-->
Home | Jornal Multimodal | Mercado Livre ultrapassa a Vale e se torna empresa mais valiosa da América Latina
Postado em 11 de agosto de 2020 | 17:15

Mercado Livre ultrapassa a Vale e se torna empresa mais valiosa da América Latina

A economia da Argentina está em crise há muitos anos, mas, agora, nossos “hermanos” têm um motivo para se vangloriar em relação ao Brasil. A companhia portenha Mercado Libre (ou Mercado Livre, em português) superou a Vale e se tornou a empresa mais valiosa da América Latina.

Conforme levantamento da Economática, realizado a pedido do Valor, na quinta-feira (6) o Mercado Livre atingiu um valor de mercado de US$ 60,644 bilhões, acima da Vale (US$ 59,363 bilhões) e Petrobras (US$ 57,537 bilhões). A lista das cinco maiores companhias latinas tem ainda Itaú (US$ 46,152 bilhões) e o Wal Mart do México (US$ 42,183 bilhões). Este ano, a ação do Mercado Livre negociada em Nova York acumula alta de 106,32%, enquanto o papel da Vale lá cai 15,59%.

Para Luis Sales, analista da Guide Investimentos, o avanço das companhias de comércio eletrônica era uma tendência que já vinha ocorrendo, mas acelerou com as medidas de isolamento social trazidas pela pandemia do novo coronavírus.

O Mercado Livre foi fundado em 1999 por Marcos Galperin. Atualmente, a companhia opera em 19 países, sendo que os principais mercados são Brasil, Argentina e México. A companhia vai anunciar seus resultados do segundo trimestre na segunda-feira (10). Além do comércio eletrônico em si, a companhia também engloba a fintech Mercado Pago e a companhia de logística Mercado Envios.

No primeiro trimestre, o Mercado Livre teve prejuízo líquido de US$ 21,109 milhões, revertendo lucro de US$ 11,864 milhões em igual intervalo do ano anterior. A receita cresceu 70,5%, a US$ 652,1 milhões, desconsiderando os efeitos do câmbio. A título de comparação, a Vale teve receita operacional líquida de US$ 7,518 bilhões, com queda de 18,16%. O lucro líquido foi de US$ 995 milhões, revertendo prejuízo de US$ 133 milhões no segundo trimestre de 2019.

Em um relatório recente, os analistas do BTG haviam registrado que o Mercado Livre tinha ultrapassado o Itaú em valor de mercado. Eles apontam que, juntos, Mercado Livre, XP, Stone e PagSeguro valem mais do que a combinação de Itaú, Banco do Brasil e Santander. “O novo está se tornando mais relevante do que o velho. Então, o velho precisa mudar. Mas isso não é fácil e apenas poucos serão bem-sucedidos”, dizia o texto.

Silvio Campos Neto, economista da Tendências Consultoria, aponta que a ascensão de companhias como o Mercado Livre tem um componente conjuntural, com a pandemia levando a um rápido e forte crescimento na demanda por serviços e produtos digitais, mas também estrutural. “Há uma mudança bastante clara na percepção de valor. Quem gera inovação, está na fronteira tecnológica, fatalmente é percebido pelo mercado como algo que tem mais potencial”, comenta. Ele cita o exemplo da fabricante de veículos elétricos Tesla, que hoje em dia tem um valor de mercado maior do que todas as montadoras tradicionais.
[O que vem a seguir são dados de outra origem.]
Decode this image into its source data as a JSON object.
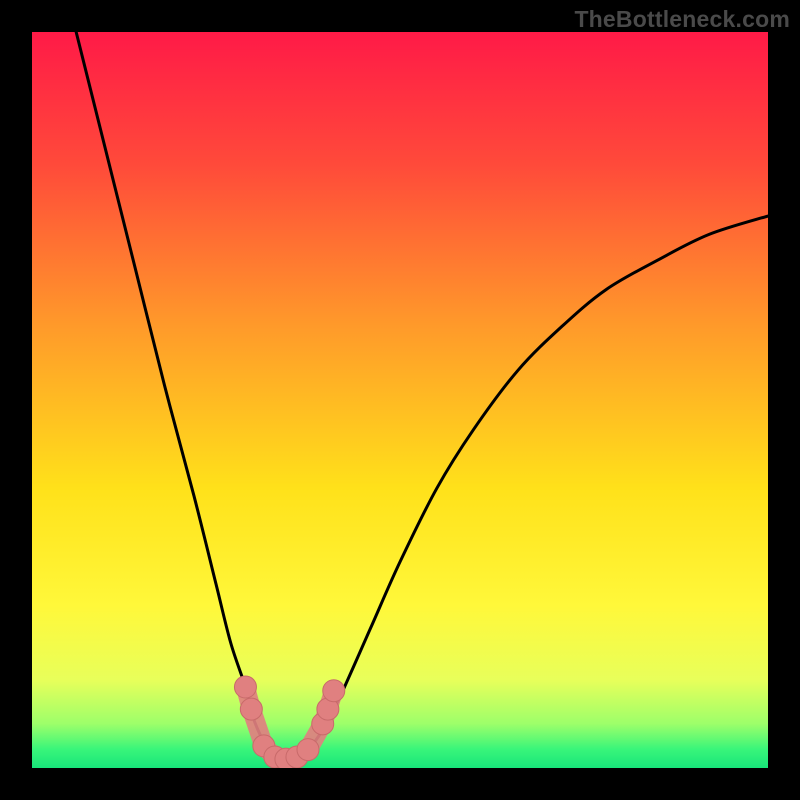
{
  "watermark": "TheBottleneck.com",
  "colors": {
    "frame": "#000000",
    "gradient_stops": [
      {
        "offset": 0.0,
        "color": "#ff1a47"
      },
      {
        "offset": 0.18,
        "color": "#ff4a3a"
      },
      {
        "offset": 0.4,
        "color": "#ff9a2a"
      },
      {
        "offset": 0.62,
        "color": "#ffe11a"
      },
      {
        "offset": 0.78,
        "color": "#fff83a"
      },
      {
        "offset": 0.88,
        "color": "#e8ff5a"
      },
      {
        "offset": 0.94,
        "color": "#9dff6a"
      },
      {
        "offset": 0.975,
        "color": "#38f57a"
      },
      {
        "offset": 1.0,
        "color": "#18e57a"
      }
    ],
    "curve": "#000000",
    "marker_fill": "#e08080",
    "marker_stroke": "#c86a6a"
  },
  "chart_data": {
    "type": "line",
    "title": "",
    "xlabel": "",
    "ylabel": "",
    "xlim": [
      0,
      100
    ],
    "ylim": [
      0,
      100
    ],
    "series": [
      {
        "name": "bottleneck-curve",
        "x": [
          6,
          10,
          14,
          18,
          22,
          25,
          27,
          29,
          30,
          31,
          32,
          33,
          34,
          35,
          36,
          37,
          38,
          40,
          42,
          46,
          50,
          55,
          60,
          66,
          72,
          78,
          85,
          92,
          100
        ],
        "y": [
          100,
          84,
          68,
          52,
          37,
          25,
          17,
          11,
          7,
          4.5,
          2.5,
          1.5,
          1,
          1,
          1.2,
          2,
          3,
          6,
          10,
          19,
          28,
          38,
          46,
          54,
          60,
          65,
          69,
          72.5,
          75
        ]
      }
    ],
    "markers": {
      "name": "highlighted-segment",
      "points": [
        {
          "x": 29.0,
          "y": 11.0
        },
        {
          "x": 29.8,
          "y": 8.0
        },
        {
          "x": 31.5,
          "y": 3.0
        },
        {
          "x": 33.0,
          "y": 1.5
        },
        {
          "x": 34.5,
          "y": 1.2
        },
        {
          "x": 36.0,
          "y": 1.5
        },
        {
          "x": 37.5,
          "y": 2.5
        },
        {
          "x": 39.5,
          "y": 6.0
        },
        {
          "x": 40.2,
          "y": 8.0
        },
        {
          "x": 41.0,
          "y": 10.5
        }
      ]
    }
  }
}
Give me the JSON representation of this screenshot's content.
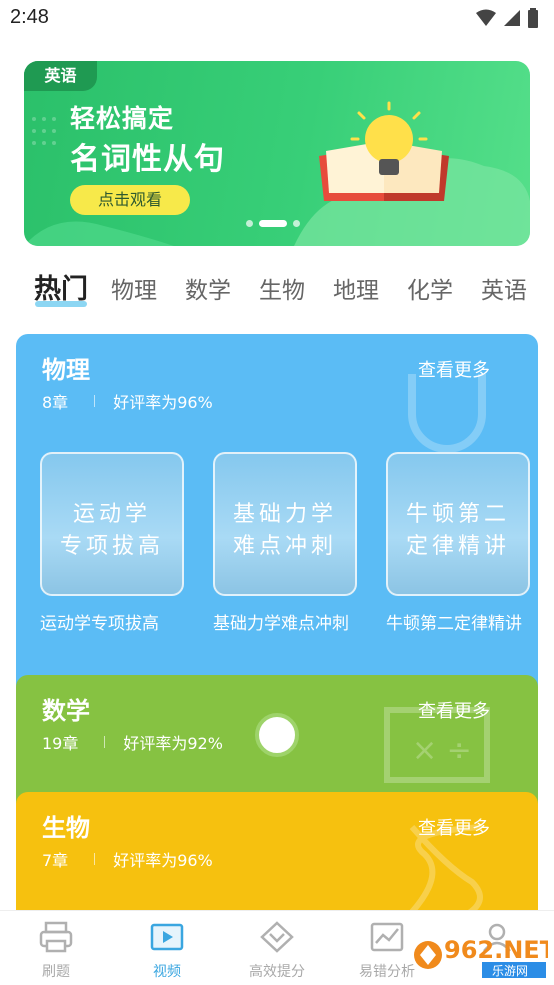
{
  "status_bar": {
    "time": "2:48",
    "icons": [
      "wifi-icon",
      "signal-icon",
      "battery-icon"
    ]
  },
  "banner": {
    "tag": "英语",
    "line1": "轻松搞定",
    "line2": "名词性从句",
    "cta": "点击观看",
    "colors": {
      "background": "#36c974",
      "tag": "#1f9a52",
      "cta": "#f7e94a"
    }
  },
  "tabs": [
    {
      "label": "热门",
      "active": true
    },
    {
      "label": "物理"
    },
    {
      "label": "数学"
    },
    {
      "label": "生物"
    },
    {
      "label": "地理"
    },
    {
      "label": "化学"
    },
    {
      "label": "英语"
    }
  ],
  "subjects": [
    {
      "title": "物理",
      "chapters": "8章",
      "rating": "好评率为96%",
      "more": "查看更多",
      "color": "#5bbcf5",
      "courses": [
        {
          "thumb_line1": "运动学",
          "thumb_line2": "专项拔高",
          "label": "运动学专项拔高"
        },
        {
          "thumb_line1": "基础力学",
          "thumb_line2": "难点冲刺",
          "label": "基础力学难点冲刺"
        },
        {
          "thumb_line1": "牛顿第二",
          "thumb_line2": "定律精讲",
          "label": "牛顿第二定律精讲"
        }
      ]
    },
    {
      "title": "数学",
      "chapters": "19章",
      "rating": "好评率为92%",
      "more": "查看更多",
      "color": "#86c242"
    },
    {
      "title": "生物",
      "chapters": "7章",
      "rating": "好评率为96%",
      "more": "查看更多",
      "color": "#f6c10f"
    }
  ],
  "bottom_nav": [
    {
      "label": "刷题",
      "icon": "printer-icon"
    },
    {
      "label": "视频",
      "icon": "video-icon",
      "active": true
    },
    {
      "label": "高效提分",
      "icon": "chevron-badge-icon"
    },
    {
      "label": "易错分析",
      "icon": "chart-icon"
    },
    {
      "label": "",
      "icon": "profile-icon"
    }
  ],
  "watermark": {
    "text": "962.NET",
    "sub": "乐游网"
  }
}
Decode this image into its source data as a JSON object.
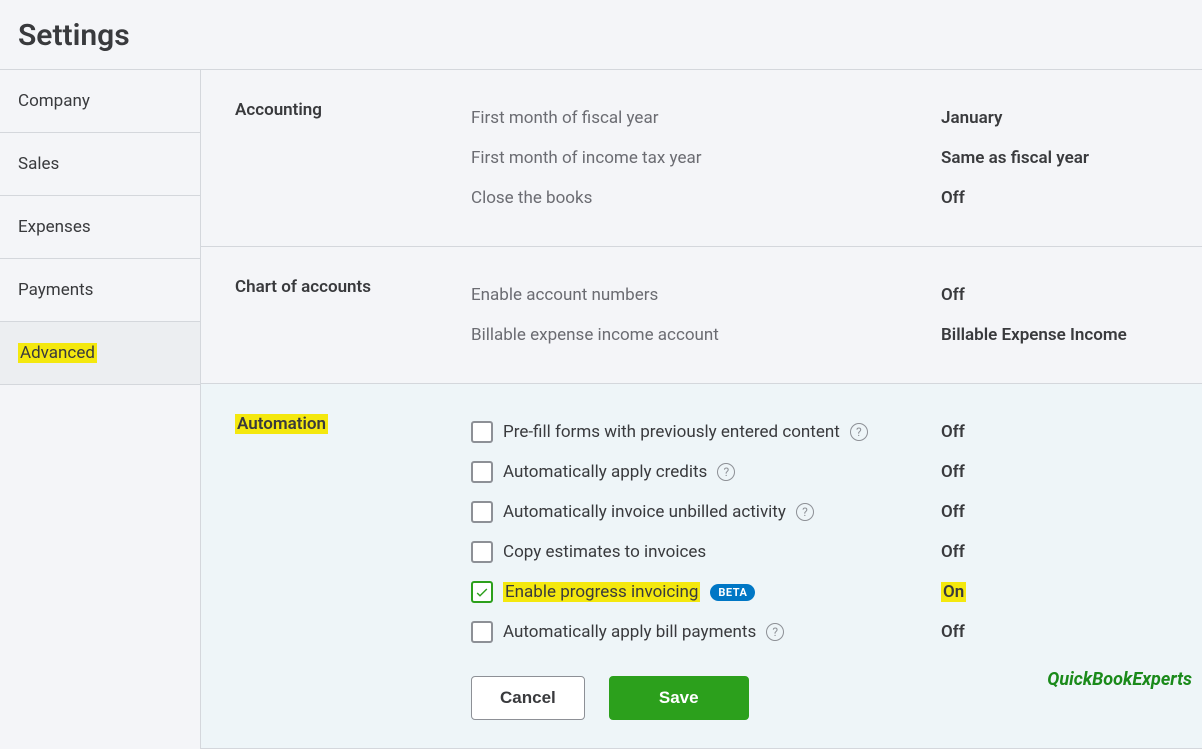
{
  "page_title": "Settings",
  "sidebar": {
    "items": [
      {
        "label": "Company",
        "active": false
      },
      {
        "label": "Sales",
        "active": false
      },
      {
        "label": "Expenses",
        "active": false
      },
      {
        "label": "Payments",
        "active": false
      },
      {
        "label": "Advanced",
        "active": true,
        "highlight": true
      }
    ]
  },
  "sections": {
    "accounting": {
      "title": "Accounting",
      "rows": [
        {
          "label": "First month of fiscal year",
          "value": "January"
        },
        {
          "label": "First month of income tax year",
          "value": "Same as fiscal year"
        },
        {
          "label": "Close the books",
          "value": "Off"
        }
      ]
    },
    "chart_of_accounts": {
      "title": "Chart of accounts",
      "rows": [
        {
          "label": "Enable account numbers",
          "value": "Off"
        },
        {
          "label": "Billable expense income account",
          "value": "Billable Expense Income"
        }
      ]
    },
    "automation": {
      "title": "Automation",
      "title_highlight": true,
      "options": [
        {
          "label": "Pre-fill forms with previously entered content",
          "checked": false,
          "help": true,
          "value": "Off"
        },
        {
          "label": "Automatically apply credits",
          "checked": false,
          "help": true,
          "value": "Off"
        },
        {
          "label": "Automatically invoice unbilled activity",
          "checked": false,
          "help": true,
          "value": "Off"
        },
        {
          "label": "Copy estimates to invoices",
          "checked": false,
          "help": false,
          "value": "Off"
        },
        {
          "label": "Enable progress invoicing",
          "checked": true,
          "help": false,
          "beta": "BETA",
          "value": "On",
          "highlight": true,
          "value_highlight": true
        },
        {
          "label": "Automatically apply bill payments",
          "checked": false,
          "help": true,
          "value": "Off"
        }
      ],
      "buttons": {
        "cancel": "Cancel",
        "save": "Save"
      }
    }
  },
  "watermark": "QuickBookExperts"
}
Sales, da Guide, lembra que cada vez mais os investidores brasileiros estão sendo orientados a diversificar suas carteiras e apostar em ativos estrangeiros. Para quem ainda não quer correr todo o risco cambial, uma opção são os recibos de empresas internacionais negociados na bolsa brasileira, os chamados BDRs. Entre os BDRs mais negociados, estão os da Apple, Amazon e também Mercado Livre.

Apesar do forte crescimento das empresas de tecnologia, investir nelas não deixa de conter riscos. Silvio Campos Neto lembra que essas companhias muitas vezes ainda não estão na fase de dar lucros e precisam se provar, ou seja, mostrar que realmente conseguem entregar resultado. Ao mesmo tempo, ele aponta que ainda existe muito espaço para que companhias de setores tradicionais da economia continuem operando e tendo bons resultados. “A demanda por minério de ferro, por petróleo, continua existindo, as obras de infraestrutura estão aí. A China é um grande exemplo disso. Não acho que as companhias tradicionais estejam fadadas a continuar perdendo valor, mas elas têm que encontrar um caminho na linha da inovação”, acrescenta.